Most people in the real estate industry have heard the awful things being said about wholesalers in general. And most of those snide comments center around the bad deals that wholesalers are known to offer. The consensus is that wholesalers are greedy and never need enough margin for investor-buyers to make any money on the deal.
All your buyers are looking for is a reasonable profit after they complete their part of the process and resell it. So to gain favor and credibility with your buyers, you need to look at each deal from that next person’s perspective.
Making A Good Choice
Making good choices is the only way that your business will survive. You need to learn and perfect running comps and analyzing deals. This is the only way that you will be able to create deals that make you money and are still appealing to your buyer. If you can’t master these skills, you will quickly develop a reputation as the person who never has a good deal. And that will quickly kill any dreams you have of making money as a real estate wholesaler.

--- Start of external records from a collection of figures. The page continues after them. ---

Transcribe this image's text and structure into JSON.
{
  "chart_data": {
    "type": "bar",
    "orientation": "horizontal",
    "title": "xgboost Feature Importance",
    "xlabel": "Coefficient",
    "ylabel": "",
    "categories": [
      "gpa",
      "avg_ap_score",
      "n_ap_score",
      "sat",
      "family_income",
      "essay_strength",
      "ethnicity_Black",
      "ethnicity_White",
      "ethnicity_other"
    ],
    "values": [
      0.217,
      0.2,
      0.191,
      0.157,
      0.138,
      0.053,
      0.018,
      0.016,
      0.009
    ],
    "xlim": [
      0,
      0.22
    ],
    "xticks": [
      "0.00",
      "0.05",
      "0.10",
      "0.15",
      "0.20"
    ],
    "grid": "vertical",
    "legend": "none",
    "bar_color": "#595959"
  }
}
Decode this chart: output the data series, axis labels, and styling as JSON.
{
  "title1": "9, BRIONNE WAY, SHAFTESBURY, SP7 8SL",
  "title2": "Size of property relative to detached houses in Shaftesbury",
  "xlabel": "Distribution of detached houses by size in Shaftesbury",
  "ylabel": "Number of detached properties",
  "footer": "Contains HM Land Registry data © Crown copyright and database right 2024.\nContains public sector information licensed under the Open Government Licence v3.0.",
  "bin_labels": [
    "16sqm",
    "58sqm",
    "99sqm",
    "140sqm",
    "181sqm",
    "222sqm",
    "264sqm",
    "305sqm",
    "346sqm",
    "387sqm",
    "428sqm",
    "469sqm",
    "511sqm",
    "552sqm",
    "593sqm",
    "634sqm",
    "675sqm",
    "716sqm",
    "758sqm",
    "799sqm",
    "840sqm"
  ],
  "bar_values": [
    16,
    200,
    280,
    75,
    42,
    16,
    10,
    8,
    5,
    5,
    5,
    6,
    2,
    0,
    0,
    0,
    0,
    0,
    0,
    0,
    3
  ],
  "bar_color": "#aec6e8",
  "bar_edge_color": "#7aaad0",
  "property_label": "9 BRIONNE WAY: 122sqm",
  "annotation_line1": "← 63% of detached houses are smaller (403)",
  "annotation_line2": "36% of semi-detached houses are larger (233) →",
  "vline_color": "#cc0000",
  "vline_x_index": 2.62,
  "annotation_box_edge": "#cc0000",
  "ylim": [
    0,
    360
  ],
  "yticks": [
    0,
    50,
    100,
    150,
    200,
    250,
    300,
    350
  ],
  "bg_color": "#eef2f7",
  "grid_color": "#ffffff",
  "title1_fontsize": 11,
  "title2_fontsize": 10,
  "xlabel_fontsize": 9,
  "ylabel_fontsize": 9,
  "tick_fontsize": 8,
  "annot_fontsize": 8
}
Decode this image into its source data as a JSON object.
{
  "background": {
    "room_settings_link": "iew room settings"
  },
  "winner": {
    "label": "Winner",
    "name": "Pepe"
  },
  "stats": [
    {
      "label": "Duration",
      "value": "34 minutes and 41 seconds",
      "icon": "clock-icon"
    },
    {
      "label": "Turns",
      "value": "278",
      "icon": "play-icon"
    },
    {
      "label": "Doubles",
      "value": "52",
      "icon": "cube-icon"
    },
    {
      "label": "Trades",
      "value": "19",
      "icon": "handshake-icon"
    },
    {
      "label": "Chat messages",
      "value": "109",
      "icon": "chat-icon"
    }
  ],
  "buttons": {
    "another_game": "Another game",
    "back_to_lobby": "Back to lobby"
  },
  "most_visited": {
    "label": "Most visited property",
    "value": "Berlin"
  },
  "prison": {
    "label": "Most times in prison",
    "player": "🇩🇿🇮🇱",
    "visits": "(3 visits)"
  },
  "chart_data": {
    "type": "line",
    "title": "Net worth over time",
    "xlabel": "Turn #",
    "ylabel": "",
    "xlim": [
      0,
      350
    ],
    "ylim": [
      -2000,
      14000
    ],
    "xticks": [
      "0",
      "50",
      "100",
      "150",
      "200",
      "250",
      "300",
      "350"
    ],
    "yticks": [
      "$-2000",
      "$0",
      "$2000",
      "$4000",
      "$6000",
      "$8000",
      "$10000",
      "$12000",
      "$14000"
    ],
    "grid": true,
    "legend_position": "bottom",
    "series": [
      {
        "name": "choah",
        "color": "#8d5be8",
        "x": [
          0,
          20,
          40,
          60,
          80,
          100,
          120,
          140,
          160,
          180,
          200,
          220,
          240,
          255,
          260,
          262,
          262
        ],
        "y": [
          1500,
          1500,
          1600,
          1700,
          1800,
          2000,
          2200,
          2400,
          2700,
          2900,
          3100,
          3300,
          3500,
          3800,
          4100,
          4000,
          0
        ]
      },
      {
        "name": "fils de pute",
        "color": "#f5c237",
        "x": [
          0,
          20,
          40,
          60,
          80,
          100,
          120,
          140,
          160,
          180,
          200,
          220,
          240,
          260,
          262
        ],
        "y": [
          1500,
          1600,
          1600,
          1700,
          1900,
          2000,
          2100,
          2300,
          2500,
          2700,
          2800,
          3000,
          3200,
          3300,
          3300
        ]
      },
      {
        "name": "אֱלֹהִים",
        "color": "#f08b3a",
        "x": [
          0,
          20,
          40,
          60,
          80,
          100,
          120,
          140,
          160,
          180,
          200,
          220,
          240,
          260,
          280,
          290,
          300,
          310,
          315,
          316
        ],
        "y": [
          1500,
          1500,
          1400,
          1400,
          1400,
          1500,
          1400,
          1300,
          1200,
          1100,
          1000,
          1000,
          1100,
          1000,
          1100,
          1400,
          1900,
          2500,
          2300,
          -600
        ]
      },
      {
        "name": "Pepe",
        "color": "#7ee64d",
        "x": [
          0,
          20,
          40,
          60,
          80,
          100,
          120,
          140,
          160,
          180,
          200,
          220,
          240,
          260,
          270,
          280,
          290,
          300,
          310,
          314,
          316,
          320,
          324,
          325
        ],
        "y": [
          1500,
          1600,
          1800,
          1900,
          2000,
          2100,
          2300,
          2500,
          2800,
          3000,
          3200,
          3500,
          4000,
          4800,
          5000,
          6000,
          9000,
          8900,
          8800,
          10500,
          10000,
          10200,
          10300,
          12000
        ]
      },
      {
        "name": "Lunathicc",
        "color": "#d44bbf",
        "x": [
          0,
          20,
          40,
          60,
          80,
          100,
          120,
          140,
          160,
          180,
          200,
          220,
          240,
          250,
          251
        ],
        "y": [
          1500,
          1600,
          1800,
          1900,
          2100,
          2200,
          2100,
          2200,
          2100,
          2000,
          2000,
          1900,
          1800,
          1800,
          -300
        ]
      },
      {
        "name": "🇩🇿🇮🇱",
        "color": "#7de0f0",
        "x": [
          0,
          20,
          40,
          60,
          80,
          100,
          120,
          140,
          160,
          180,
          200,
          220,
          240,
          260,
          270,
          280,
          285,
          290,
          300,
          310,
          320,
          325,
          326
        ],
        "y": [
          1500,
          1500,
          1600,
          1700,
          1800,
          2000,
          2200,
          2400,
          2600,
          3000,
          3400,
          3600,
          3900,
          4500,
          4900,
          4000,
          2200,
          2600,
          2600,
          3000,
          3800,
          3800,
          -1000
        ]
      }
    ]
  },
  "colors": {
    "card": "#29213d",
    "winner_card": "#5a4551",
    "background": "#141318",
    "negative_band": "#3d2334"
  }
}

To avoid this career-killing mistake, follow this step by step process to get a good handle on flips, so you can make money while still leaving something in the deal for your buyers.
The 65% Rule
This rule is the wholesaler’s adaptation of the flipper’s 70% rule. It bakes in a 5% reduction so that we can make a profit and still allow our buyer also to enjoy a profit. The formula is:
Purchase Price = ARV x .65 –Rehab
The value that wholesalers add is locating the discounted properties for our investor-buyers. This decreases their workload, makes us some money, and everyone is happy. But if you are not finding good deals, then your buyers are not satisfied, and you will not be in business very long. The 65% rule keeps you from eliminating the flipper’s profit and killing your business.
ARV And Comps
The after repair value is what you could sell a property for in retail condition. To get this number, you will need to run the comps to determine what the market will bear and how much the fully renovated property will be worth. In most cases, locate three to five properties close to your property. The general rule is that they be within .25 to .5 miles from your property. And they must have sold within the last six months. The closer the comps are to the size, type, and age of your property, the better. Now that you have the ARV, you need to determine the rehab cost.
No two contractors are going to rehab a property at the same cost. Every item can be a variable, so it is best to work with price ranges. This gives your buyer a high and low end when formulating a rehab budget. If you are not well versed in rehab, it is best to work from contractor bids.
Now that you have all of the value, you can plug them into the 65% equation to determine your purchase price.
Now it is time to sharpen your skills at negotiating. Make an offer that is low and will make you a nice profit if accepted. If there is pushback, you have room to negotiate while still hitting your numbers. Don’t be afraid to get into a back and forth negotiation to save some money and get the property at a price that you know will make you some money.
Over the years, wholesalers have become notorious for bad deals that leave no room for investor-buyers to make any money. But by learning to apply the numbers and evaluation processes that flippers use, you will be able to create deals that will appeal to your buyers. Legitimate deals will make buyers happy and keep your business thriving.